Дневник одного гения
Шрифт:
Мишель Деон.
Пролог
Между двумя представителями рода человеческого сходства меньше, чем между двумя раз личными животными.
Еще со времен Французской революции появилась эта дурацкая, кретинская мода, когда все кому не лень воображают, будто гении (оставляя в стороне их творения) – это человеческие существа, более или менее похожие на всех остальных простых смертных. Все это чушь. И уж если это чушь в отношении меня – гения самой разносторонней духовности нашего времени, истинно современного гения,-то это втройне чушь в отношении гениев, олицетворявших вершины Ренессанса, – таков почти божественный гений Рафаэля.
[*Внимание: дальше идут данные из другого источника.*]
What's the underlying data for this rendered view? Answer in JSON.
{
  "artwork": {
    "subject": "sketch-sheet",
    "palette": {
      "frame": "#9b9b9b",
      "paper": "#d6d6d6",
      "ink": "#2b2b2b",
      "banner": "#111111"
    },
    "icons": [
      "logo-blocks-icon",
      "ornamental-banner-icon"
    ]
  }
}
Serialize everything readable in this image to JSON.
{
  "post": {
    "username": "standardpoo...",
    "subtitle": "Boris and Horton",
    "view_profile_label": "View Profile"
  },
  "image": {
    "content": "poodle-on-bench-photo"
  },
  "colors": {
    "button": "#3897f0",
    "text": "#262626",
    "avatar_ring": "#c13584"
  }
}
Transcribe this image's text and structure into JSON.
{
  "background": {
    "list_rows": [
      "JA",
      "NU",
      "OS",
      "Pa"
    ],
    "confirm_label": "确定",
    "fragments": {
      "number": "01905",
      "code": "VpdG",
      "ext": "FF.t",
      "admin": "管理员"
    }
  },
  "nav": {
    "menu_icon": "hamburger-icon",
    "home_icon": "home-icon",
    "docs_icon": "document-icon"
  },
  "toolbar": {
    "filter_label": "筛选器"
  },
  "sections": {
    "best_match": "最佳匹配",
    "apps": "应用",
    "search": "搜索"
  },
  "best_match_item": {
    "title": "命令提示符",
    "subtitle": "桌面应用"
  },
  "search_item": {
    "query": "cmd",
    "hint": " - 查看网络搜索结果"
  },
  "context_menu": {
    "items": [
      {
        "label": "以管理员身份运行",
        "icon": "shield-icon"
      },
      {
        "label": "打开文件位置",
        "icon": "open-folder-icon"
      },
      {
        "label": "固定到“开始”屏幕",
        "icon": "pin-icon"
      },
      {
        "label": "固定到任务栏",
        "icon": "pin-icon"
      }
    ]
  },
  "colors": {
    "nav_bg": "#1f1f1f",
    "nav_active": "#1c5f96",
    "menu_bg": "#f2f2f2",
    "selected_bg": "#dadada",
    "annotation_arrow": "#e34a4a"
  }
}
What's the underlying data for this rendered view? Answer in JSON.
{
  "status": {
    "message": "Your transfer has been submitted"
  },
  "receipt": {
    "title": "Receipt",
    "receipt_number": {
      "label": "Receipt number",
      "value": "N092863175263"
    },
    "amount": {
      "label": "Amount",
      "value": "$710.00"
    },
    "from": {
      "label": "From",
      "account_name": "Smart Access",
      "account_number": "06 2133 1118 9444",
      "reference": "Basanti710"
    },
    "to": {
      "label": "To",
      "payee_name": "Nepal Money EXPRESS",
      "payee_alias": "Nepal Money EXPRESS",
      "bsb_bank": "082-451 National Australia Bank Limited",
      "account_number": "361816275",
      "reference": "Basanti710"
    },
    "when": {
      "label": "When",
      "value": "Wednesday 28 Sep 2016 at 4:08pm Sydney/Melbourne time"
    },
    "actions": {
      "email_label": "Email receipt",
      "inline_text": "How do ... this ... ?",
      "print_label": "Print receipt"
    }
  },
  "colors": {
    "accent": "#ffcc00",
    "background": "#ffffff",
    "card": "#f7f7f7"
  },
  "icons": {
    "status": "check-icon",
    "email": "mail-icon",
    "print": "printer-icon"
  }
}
Эта книга призвана доказать, что повседневная жизнь гения, его сон и пищеварение, его экстааы, ногти и простуды, его жизнь и его смерть в корне отличаются
Разумеется, не все можно сказать уже сейчас. Будут в этом дневнике, охватывающем мою потаенную жизнь с 52-го по 63-й год, и чистые страницы. По моей просьбе и по соглашению с редактором отдельные годы и дни в моем дневнике в настоящий момент должны остаться неопубликованными. Демократические режимы не способны публиковать те ошеломительные откровения, которые привычны мне. Неизданное ныне, если то позволят обстоятельства, будет опубликовано в восьми томах вслед за первым изданием книги «Дневник одного гения», в противном же случае все это увидит свет одновременно со вторым изданием книги – когда Европа наконец вновь обретет свои традиционные монархические режимы. Пока же я пожелал бы своему читателю оставаться в напряженном ожидании и попытаться по этому атому Дали познать все, о чем ему можно рассказать уже сегодня.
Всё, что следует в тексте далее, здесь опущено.